How MPC created Buster the Boxer for the John Lewis Chrismas ad

It’s that time of year again –the highly anticipated John Lewis Christmas ad has been released.

You may have seen Blink’s Monty the Penguin in 2014 or Hornet’s The Bear and The Hare in 2013.

 Following on with the heart-warming animal theme is global VFX house MPC’s creation of Buster the Boxer and a variety of CG urban English animals, for the retailer’s 2016 ad.

 If you haven’t already seen it, check out the video above. MPC worked alongside production company Blink and communications company adam&eveDDB, who conceived the idea.

 The film begins with a family the night before Christmas. The father builds a trampoline for his daughter, and while she’s tucked up in bed, an urban box emerges from the snow and begins jumping on it.

 He’s soon joined by a charming group of six animals, leaping in slow motion, utterly joyous from the new experience. Family dog Buster is left inside watching on with agonisingly forlorn eyes. When Christmas Day arrives, Boxer bounds to the trampoline before anyone else gets a chance.

 MPC creative director Diarmid Harrison-Murray says the animals needed to resonate with the audience whilst still engaging in huge levels of interaction on the CG trampoline. The challenge was to create playful but realistic animal behaviour.

“We were careful not to communicate human characteristics, as the audience will project their own emotions,” he says.

MPC knew the film had to “deliver that pull-at-the-heartstrings warmth we expect from the John Lewis Christmas spot”, but the VFX house says there was little footage of animals on trampolines for them to work with. MPC built a stock of images and footage from the best they could find before creating a cast of realistic, suburban creatures.

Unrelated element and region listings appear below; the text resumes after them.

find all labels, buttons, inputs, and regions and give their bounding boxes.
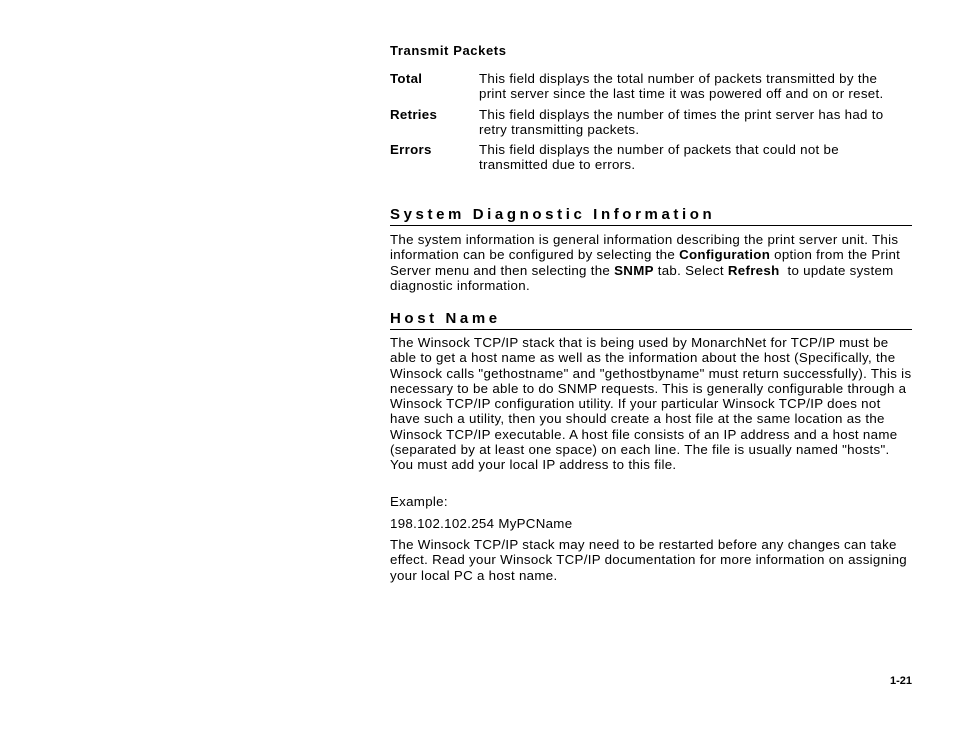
page-number: 1-21 [889, 675, 912, 687]
field-description: This field displays the total number of packets transmitted by the print server since the last time it was powered off and on or reset. [479, 71, 884, 102]
host-name-paragraph: The Winsock TCP/IP stack that is being used by MonarchNet for TCP/IP must be able to get a host name as well as the information about the host (Specifically, the Winsock calls "gethostname" and "gethostbyname" must return successfully). This is necessary to be able to do SNMP requests. This is generally configurable through a Winsock TCP/IP configuration utility. If your particular Winsock TCP/IP does not have such a utility, then you should create a host file at the same location as the Winsock TCP/IP executable. A host file consists of an IP address and a host name (separated by at least one space) on each line. The file is usually named "hosts". You must add your local IP address to this file. [390, 335, 912, 473]
host-name-heading: Host Name [390, 310, 912, 330]
paragraph-text: tab. Select [653, 262, 728, 278]
paragraph-text: to update system diagnostic information. [390, 262, 898, 293]
transmit-field-list [390, 71, 912, 178]
field-row-errors [390, 142, 912, 173]
field-term: Errors [390, 142, 432, 158]
transmit-packets-heading: Transmit Packets [390, 43, 507, 58]
example-value: 198.102.102.254 MyPCName [390, 516, 573, 531]
field-description: This field displays the number of times the print server has had to retry transmitting packets. [479, 106, 884, 137]
field-description: This field displays the number of packets that could not be transmitted due to errors. [479, 142, 839, 173]
paragraph-text: The system information is general information describing the print server unit. This information can be configured by selecting the [390, 232, 899, 263]
paragraph-text: option from the Print Server menu and then selecting the [390, 247, 901, 278]
field-row-retries [390, 107, 912, 138]
configuration-term: Configuration [679, 247, 771, 263]
example-label: Example: [390, 494, 448, 509]
snmp-term: SNMP [614, 262, 654, 278]
restart-paragraph: The Winsock TCP/IP stack may need to be restarted before any changes can take effect. Read your Winsock TCP/IP documentation for more information on assigning your local PC a host name. [390, 537, 907, 583]
field-row-total [390, 71, 912, 102]
refresh-term: Refresh [727, 262, 780, 278]
field-term: Retries [390, 106, 438, 122]
field-term: Total [390, 71, 423, 86]
system-diagnostic-heading: System Diagnostic Information [390, 206, 912, 226]
system-diagnostic-paragraph [390, 232, 912, 293]
document-page [390, 0, 912, 738]
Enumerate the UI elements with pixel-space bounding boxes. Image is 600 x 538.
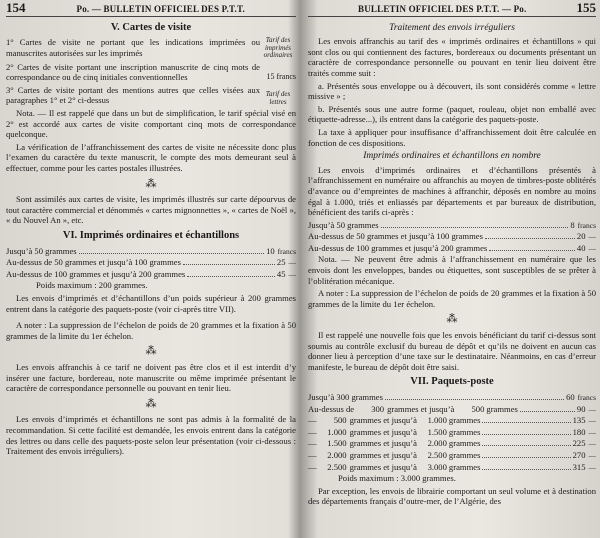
cv-item-3 [6, 85, 296, 106]
paquet-price: 135 [572, 415, 586, 426]
dot-leader [482, 469, 570, 470]
ornament-4: ⁂ [446, 313, 458, 326]
irregular-item-b: b. Présentés sous une autre forme (paquet, rouleau, objet non emballé avec étiquette-adresse...), ils entrent dans la catégorie des paquets-poste. [308, 103, 596, 125]
rate-unit: francs [577, 220, 596, 230]
nota-2: Nota. — Ne peuvent être admis à l’affranchissement en numéraire que les envois dont les enveloppes, bandes ou étiquettes, sont susceptibles de se prêter à l’oblitération mécanique. [308, 254, 596, 286]
poids-maximum-200: Poids maximum : 200 grammes. [36, 280, 148, 291]
paquet-unit-grammes: grammes [486, 403, 518, 414]
irregular-item-a: a. Présentés sous enveloppe ou à découvert, ils sont considérés comme « lettre missive » ; [308, 80, 596, 102]
paquet-price: 315 [572, 461, 586, 472]
rate-label: Au-dessus de 100 grammes et jusqu’à 200 grammes [308, 242, 488, 253]
paquet-from-value: 500 [333, 415, 347, 426]
nota-1: Nota. — Il est rappelé que dans un but de simplification, le tarif spécial visé en 2° est accordé aux cartes de visite comportant cinq mots de correspondance quelconque. [6, 108, 296, 140]
rate-unit: — [288, 269, 296, 279]
dot-leader [79, 253, 264, 254]
paquet-price-unit: — [588, 450, 596, 460]
section-6-title: VI. Imprimés ordinaires et échantillons [62, 230, 240, 241]
paquet-row [308, 427, 596, 439]
paquet-price: 225 [572, 438, 586, 449]
rate-label: Jusqu’à 50 grammes [6, 245, 77, 256]
envois-poids-paragraph: Les envois d’imprimés et d’échantillons d’un poids supérieur à 200 grammes entrent dans la catégorie des paquets-poste (voir ci-après titre VII). [6, 292, 296, 314]
paquet-from-value: 1.000 [327, 426, 347, 437]
left-running-head [6, 0, 296, 17]
dot-leader [482, 457, 570, 458]
left-head-title: Po. — BULLETIN OFFICIEL DES P.T.T. [76, 4, 245, 14]
paquet-price-unit: — [588, 462, 596, 472]
rate-unit: — [588, 232, 596, 242]
paquet-from-label: — [308, 449, 317, 460]
rate-label: Jusqu’à 50 grammes [308, 219, 379, 230]
rate-unit: — [288, 258, 296, 268]
paquet-row [308, 392, 596, 404]
rate-row [6, 246, 296, 258]
ornament-3: ⁂ [145, 397, 157, 410]
paquet-from-value: 2.000 [327, 449, 347, 460]
paquet-price-unit: francs [577, 393, 596, 402]
ornament-2: ⁂ [145, 345, 157, 358]
paquet-row [308, 415, 596, 427]
dot-leader [485, 238, 575, 239]
paquet-unit-grammes: grammes [448, 449, 481, 460]
rate-value: 45 [276, 268, 286, 279]
paquet-to-value: 2.500 [427, 449, 447, 460]
paquet-to-value: 3.000 [427, 461, 447, 472]
dot-leader [183, 264, 275, 265]
paquet-price-unit: — [588, 416, 596, 426]
cv-item-3-text: 3° Cartes de visite portant des mentions autres que celles visées aux paragraphes 1° et 2° ci-dessus [6, 84, 260, 106]
verification-paragraph: La vérification de l’affranchissement des cartes de visite ne nécessite donc plus l’examen du caractère du texte manuscrit, le compte des mots demeurant seul à effectuer, comme pour les cartes postales illustrées. [6, 141, 296, 174]
cv-item-1-text: 1° Cartes de visite ne portant que les indications imprimées ou manuscrites autorisées sur les imprimés [6, 37, 260, 58]
paquet-unit-grammes: grammes [448, 415, 481, 426]
paquet-mid: grammes et jusqu’à [349, 415, 417, 426]
a-noter-2: A noter : La suppression de l’échelon de poids de 20 grammes et la fixation à 50 grammes de la limite du 1er échelon. [308, 288, 596, 309]
cv-item-1 [6, 37, 296, 60]
paquet-from-label: — [308, 461, 317, 472]
dot-leader [482, 445, 570, 446]
rate-label: Au-dessus de 50 grammes et jusqu’à 100 grammes [308, 231, 483, 242]
paquet-unit-grammes: grammes [448, 438, 481, 449]
paquet-to-value: 1.500 [427, 426, 447, 437]
dot-leader [520, 411, 575, 412]
en-nombre-rate-table [308, 220, 596, 255]
dot-leader [187, 276, 275, 277]
left-page [6, 0, 300, 538]
dot-leader [381, 227, 569, 228]
irregular-paragraph: Les envois affranchis au tarif des « imprimés ordinaires et échantillons » qui sont clos ou qui contiennent des factures, bordereaux ou documents présentant un caractère de correspondance personnelle ou pouvant en tenir lieu doivent être traités comme suit : [308, 36, 596, 78]
rate-row [308, 231, 596, 243]
paquet-price: 180 [572, 426, 586, 437]
right-page [308, 0, 596, 538]
paquet-from-value: 300 [371, 403, 385, 414]
paquet-from-value: 1.500 [327, 438, 347, 449]
rate-row [6, 269, 296, 281]
rate-row [6, 257, 296, 269]
paquet-mid: grammes et jusqu’à [349, 461, 417, 472]
right-page-number: 155 [576, 0, 596, 15]
cv-item-2 [6, 62, 296, 83]
affranchis-paragraph: Les envois affranchis à ce tarif ne doivent pas être clos et il est interdit d’y insérer une facture, bordereau, note manuscrite ou même imprimée présentant le caractère de correspondance personnelle ou pouvant en tenir lieu. [6, 361, 296, 394]
paquet-row [308, 462, 596, 474]
exception-paragraph: Par exception, les envois de librairie comportant un seul volume et à destination des départements français d’outre-mer, de l’Algérie, des [308, 485, 596, 507]
right-running-head [308, 0, 596, 17]
paquet-to-value: 2.000 [427, 438, 447, 449]
right-head-title: BULLETIN OFFICIEL DES P.T.T. — Po. [358, 4, 527, 14]
rate-row [308, 243, 596, 255]
dot-leader [482, 434, 570, 435]
paquet-from-label: Au-dessus de [308, 403, 355, 414]
paquet-from-label: — [308, 438, 317, 449]
rate-value: 8 [570, 219, 575, 230]
rappel-paragraph: Il est rappelé une nouvelle fois que les envois bénéficiant du tarif ci-dessus sont soumis au contrôle exclusif du bureau de dépôt et qu’ils ne doivent en aucun cas donner lieu à perception d’une taxe sur le destinataire. Néanmoins, en cas d’erreur manifeste, le bureau de dépôt doit être saisi. [308, 330, 596, 372]
recommandation-paragraph: Les envois d’imprimés et échantillons ne sont pas admis à la formalité de la recommandation. Si cette facilité est demandée, les envois entrent dans la catégorie des lettres ou dans celle des paquets-poste selon leur présentation (voir ci-dessous : Traitement des envois irréguliers). [6, 414, 296, 457]
irregular-title: Traitement des envois irréguliers [389, 22, 515, 33]
paquet-unit-grammes: grammes [448, 461, 481, 472]
rate-row [308, 220, 596, 232]
paquet-mid: grammes et jusqu’à [387, 403, 455, 414]
dot-leader [385, 399, 564, 400]
paquet-price: 90 [576, 403, 586, 414]
paquet-to-value: 1.000 [427, 415, 447, 426]
assimilation-paragraph: Sont assimilés aux cartes de visite, les imprimés illustrés sur carte dépourvus de tout caractère commercial et dénommés « cartes mignonnettes », « cartes de Noël », « du Nouvel An », etc. [6, 194, 296, 226]
paquet-mid: grammes et jusqu’à [349, 438, 417, 449]
paquet-price-unit: — [588, 427, 596, 437]
cv-item-2-text: 2° Cartes de visite portant une inscription manuscrite de cinq mots de correspondance ou de cinq initiales conventionnelles [6, 61, 260, 83]
paquet-price: 270 [572, 449, 586, 460]
paquet-row [308, 438, 596, 450]
en-nombre-title: Imprimés ordinaires et échantillons en nombre [363, 151, 541, 162]
a-noter-1: A noter : La suppression de l’échelon de poids de 20 grammes et la fixation à 50 grammes de la limite du 1er échelon. [6, 320, 296, 341]
paquet-to-value: 500 [471, 403, 485, 414]
paquet-from-value: 2.500 [327, 461, 347, 472]
dot-leader [482, 422, 570, 423]
rate-value: 20 [576, 231, 586, 242]
rate-label: Au-dessus de 100 grammes et jusqu’à 200 grammes [6, 268, 186, 279]
paquet-price: 60 [566, 392, 575, 402]
cv-item-1-tariff: Tarif des imprimés ordinaires [263, 36, 293, 60]
rate-value: 25 [276, 257, 286, 268]
dot-leader [489, 250, 575, 251]
paquet-price-unit: — [588, 439, 596, 449]
taxe-paragraph: La taxe à appliquer pour insuffisance d’affranchissement doit être calculée en fonction de ces dispositions. [308, 126, 596, 148]
rate-unit: francs [277, 246, 296, 256]
paquet-label: Jusqu’à 300 grammes [308, 392, 383, 402]
cv-item-2-price: 15 francs [266, 72, 296, 82]
rate-value: 10 [266, 245, 275, 256]
paquet-mid: grammes et jusqu’à [349, 426, 417, 437]
section-7-title: VII. Paquets-poste [410, 376, 494, 388]
poids-maximum-3000: Poids maximum : 3.000 grammes. [338, 473, 456, 484]
paquet-from-label: — [308, 415, 317, 426]
left-page-number: 154 [6, 0, 26, 15]
rate-value: 40 [576, 242, 586, 253]
paquets-rate-table [308, 392, 596, 473]
ornament-1: ⁂ [145, 177, 157, 190]
section-5-title: V. Cartes de visite [110, 21, 192, 33]
paquet-from-label: — [308, 426, 317, 437]
paquet-row [308, 450, 596, 462]
paquet-mid: grammes et jusqu’à [349, 449, 417, 460]
imprimes-rate-table [6, 246, 296, 281]
cv-item-3-tariff: Tarif des lettres [265, 90, 291, 106]
rate-label: Au-dessus de 50 grammes et jusqu’à 100 grammes [6, 257, 181, 268]
paquet-price-unit: — [588, 404, 596, 414]
paquet-row [308, 404, 596, 416]
en-nombre-paragraph: Les envois d’imprimés ordinaires et d’échantillons présentés à l’affranchissement en numéraire ou affranchis au moyen de timbres-poste oblitérés d’avance ou d’empreintes de machines à affranchir, déposés en nombre au moins égal à 1.000, triés et enliassés par départements et par bureaux de distribution, bénéficient des tarifs ci-après : [308, 164, 596, 218]
rate-unit: — [588, 243, 596, 253]
paquet-unit-grammes: grammes [448, 426, 481, 437]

 Buster the Boxer proved to be a huge animation challenge for the VFX team, who had to create complex muscle, skin, fat and fur with precision and accuracy.

“We see dogs all the time, so people are able to spot when the characterisation doesn’t look right,” says MPC animation supervisor Tim Van Hussen.

“To develop Buster, we shot lots of reference footage of the real dog from every angle before crafting the texture, from the wrinkles to the hair direction, to the real animal.”

 Extreme close-ups and slow-mos of six animals proved difficult, and animation tests started before the shoot even begun.

 MPC built five rigs and developed bespoke software to perfect the animals skin sliding, so every jump, twist and bounce is rendered completely authentic.

The trampoline itself was the biggest technical challenge – the “seventh creature” – because of its sheer fluidity and constantly shifting nature. It was simulated based on the animation.

Diarmid says it was privilege to be a part of the retailer’s famous Christmas advertisement slot - even the “holy grail” of CG.

“These are the sorts of jobs we wait for,” he says. “When Dougal and adam&eveDDB approached us, I felt a healthy dose of trepidation as it really is an enormous job.”

In addition to the film, MPC Creative, the in-house content production studio, developed a virtual reality experience.

MPC have worked on numerous major motion films, including The Martian, Spectre and The Jungle Book to name a few.

Advertising work includes clients Channel 4, Heineken and Ikea.